I sit across the room, music narrating the early morning mood. Rabbit Room 2018 is playing on Spotify and I perk up when Mr. Rogers’ theme starts playing, sung by JJ Heller. I bought myself a small jar of pre-brew cinnamon coffee spice and a bag of Michigan cherry coffee beans yesterday and saved it till today to grind up a small cup of joy to sit with and savor. I smile to myself at how much gratitude I feel at buying myself such a small thing. It isn’t lost on me, those small graces that are completely superfluous in this world of need versus want; that I can reach up and take it off the shelf and buy it. I start to think this morning of those who have no shelf to reach to. It stirs me up inside, as I look out the window, and think of the world on the other side of the glass.

The chair in my view catches my attention. I found it in a small antique store across the street from my house several years ago. It used to live in a downtown hotel in Cincinnati, the Vernon Manor, which has long since disappeared; the same hotel in which part of the motion picture Rainman was filmed. Somehow, this little chair wandered into a small shop in a small town in Kentucky and now sits here with me keeping quiet company, it’s memories held silent. I want to interview it but I can’t figure a way to get a chair to open up and speak.
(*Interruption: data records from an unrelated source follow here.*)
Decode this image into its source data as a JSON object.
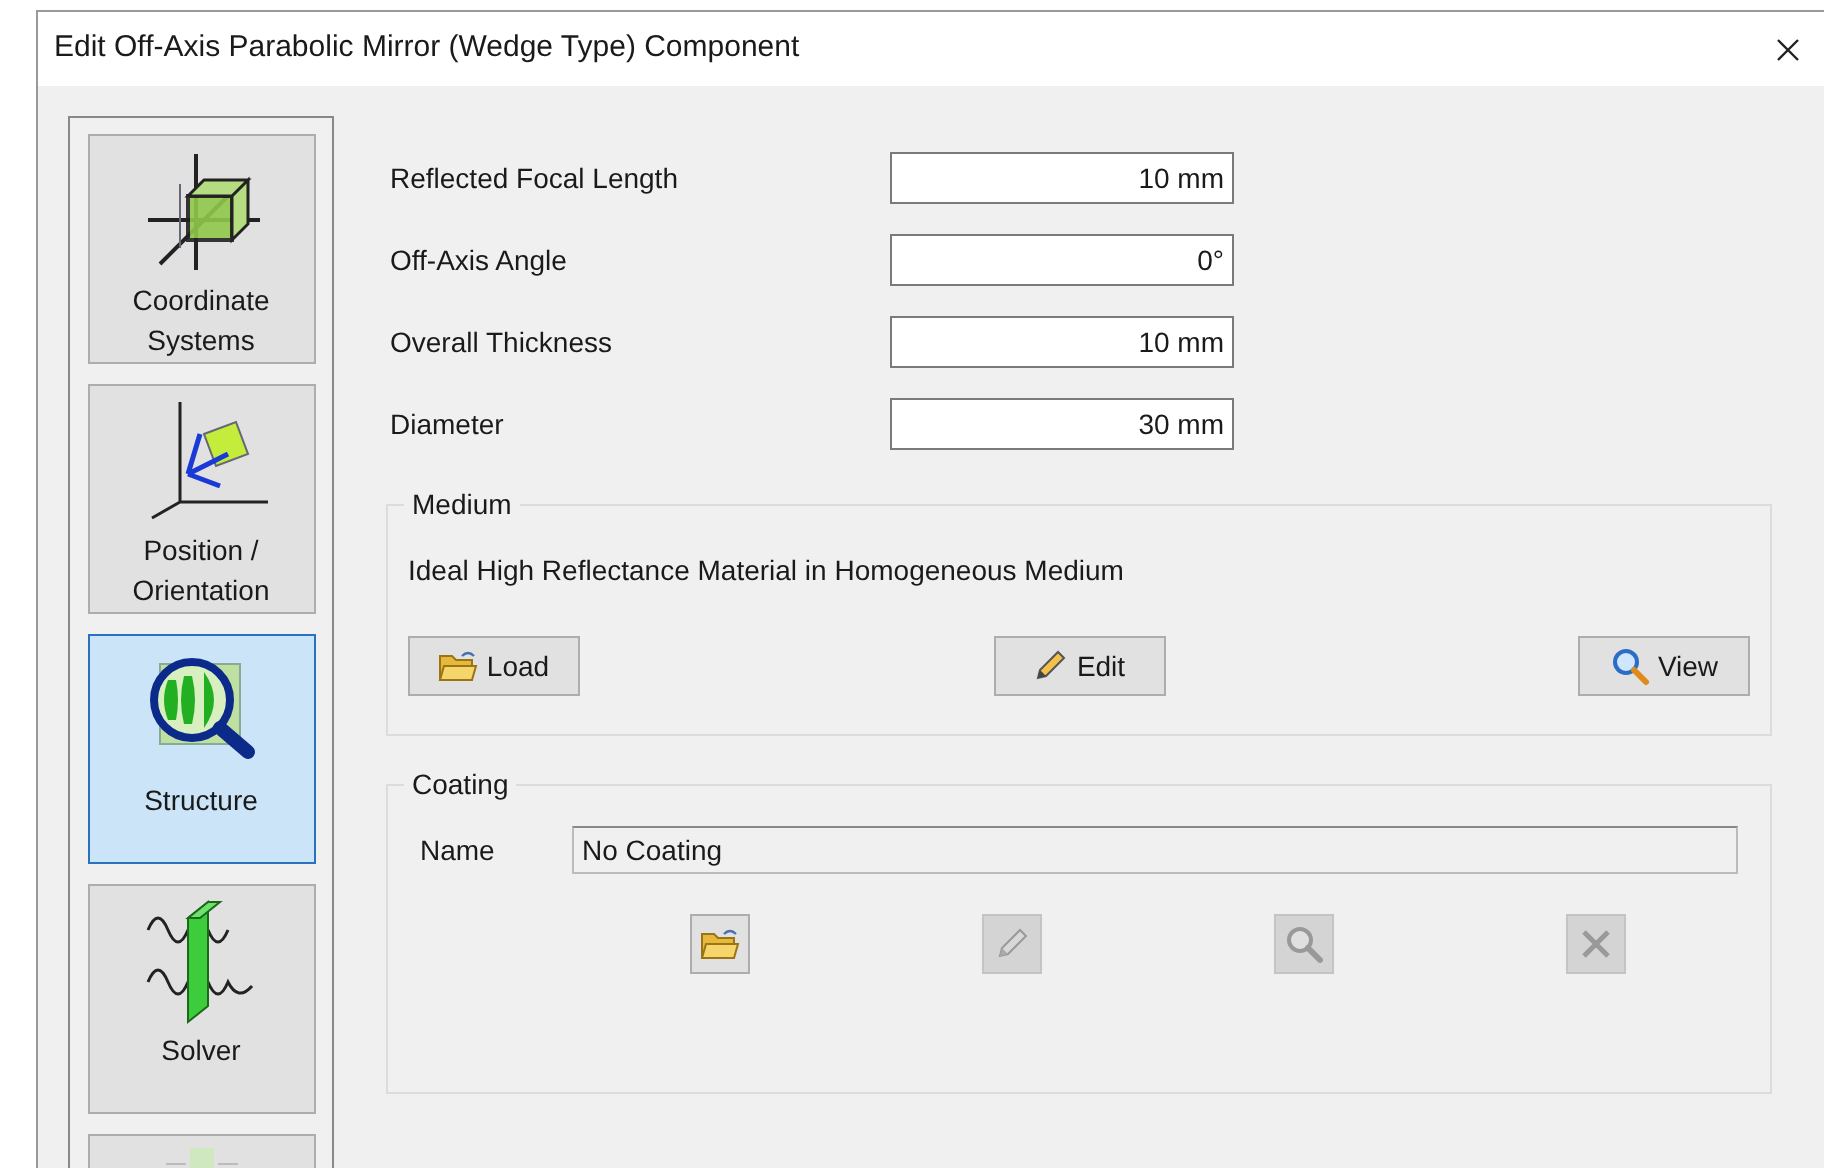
{
  "window": {
    "title": "Edit Off-Axis Parabolic Mirror (Wedge Type) Component"
  },
  "sidebar": {
    "items": [
      {
        "kind": "coordinates",
        "label": "Coordinate Systems",
        "selected": false
      },
      {
        "kind": "position",
        "label": "Position / Orientation",
        "selected": false
      },
      {
        "kind": "structure",
        "label": "Structure",
        "selected": true
      },
      {
        "kind": "solver",
        "label": "Solver",
        "selected": false
      },
      {
        "kind": "other",
        "selected": false
      }
    ]
  },
  "fields": [
    {
      "label": "Reflected Focal Length",
      "value": "10 mm"
    },
    {
      "label": "Off-Axis Angle",
      "value": "0°"
    },
    {
      "label": "Overall Thickness",
      "value": "10 mm"
    },
    {
      "label": "Diameter",
      "value": "30 mm"
    }
  ],
  "medium": {
    "title": "Medium",
    "description": "Ideal High Reflectance Material in Homogeneous Medium",
    "buttons": [
      {
        "kind": "load",
        "label": "Load"
      },
      {
        "kind": "edit",
        "label": "Edit"
      },
      {
        "kind": "view",
        "label": "View"
      }
    ]
  },
  "coating": {
    "title": "Coating",
    "name_label": "Name",
    "name_value": "No Coating",
    "buttons": [
      {
        "kind": "load",
        "disabled": false
      },
      {
        "kind": "edit",
        "disabled": true
      },
      {
        "kind": "view",
        "disabled": true
      },
      {
        "kind": "delete",
        "disabled": true
      }
    ]
  }
}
Empty chairs make me wispy. I think of all it’s eavesdropped on, through no fault of its’ own; who has sat in it, who isn’t sitting in it now, who will never sit in it again. It’s remembering standing and looking me right in the heart. And it’s longings still to be fulfilled, holding up a hand to pull me towards and past the window. I want to carry that chair with me so that, wherever I go, someone will have a place to sit and catch their breath from a life race they’re running. To be able to sit and whisper the scary thing they’re afraid to say out loud to the world in case the thing hears them and gets scarier. To show me pictures of the birthday party or the vacation of a lifetime or the child who graduated when they thought they’d never make it out of school. To laugh at the time they tripped and EVERYBODY saw it. To hold their heart in their hands because it’s falling apart and feels like it’s out of their body. To be a person who is seen and heard. To sit in a comfortable chair. Just for a minute, if that’s all the time they can spare.

To wonder aloud with them….how the matter will turn out. And to watch and wait and keep company together to make the wondering less alone.

Ruth 3:10

“Sit still, my daughter, that you may learn how the matter turns out.”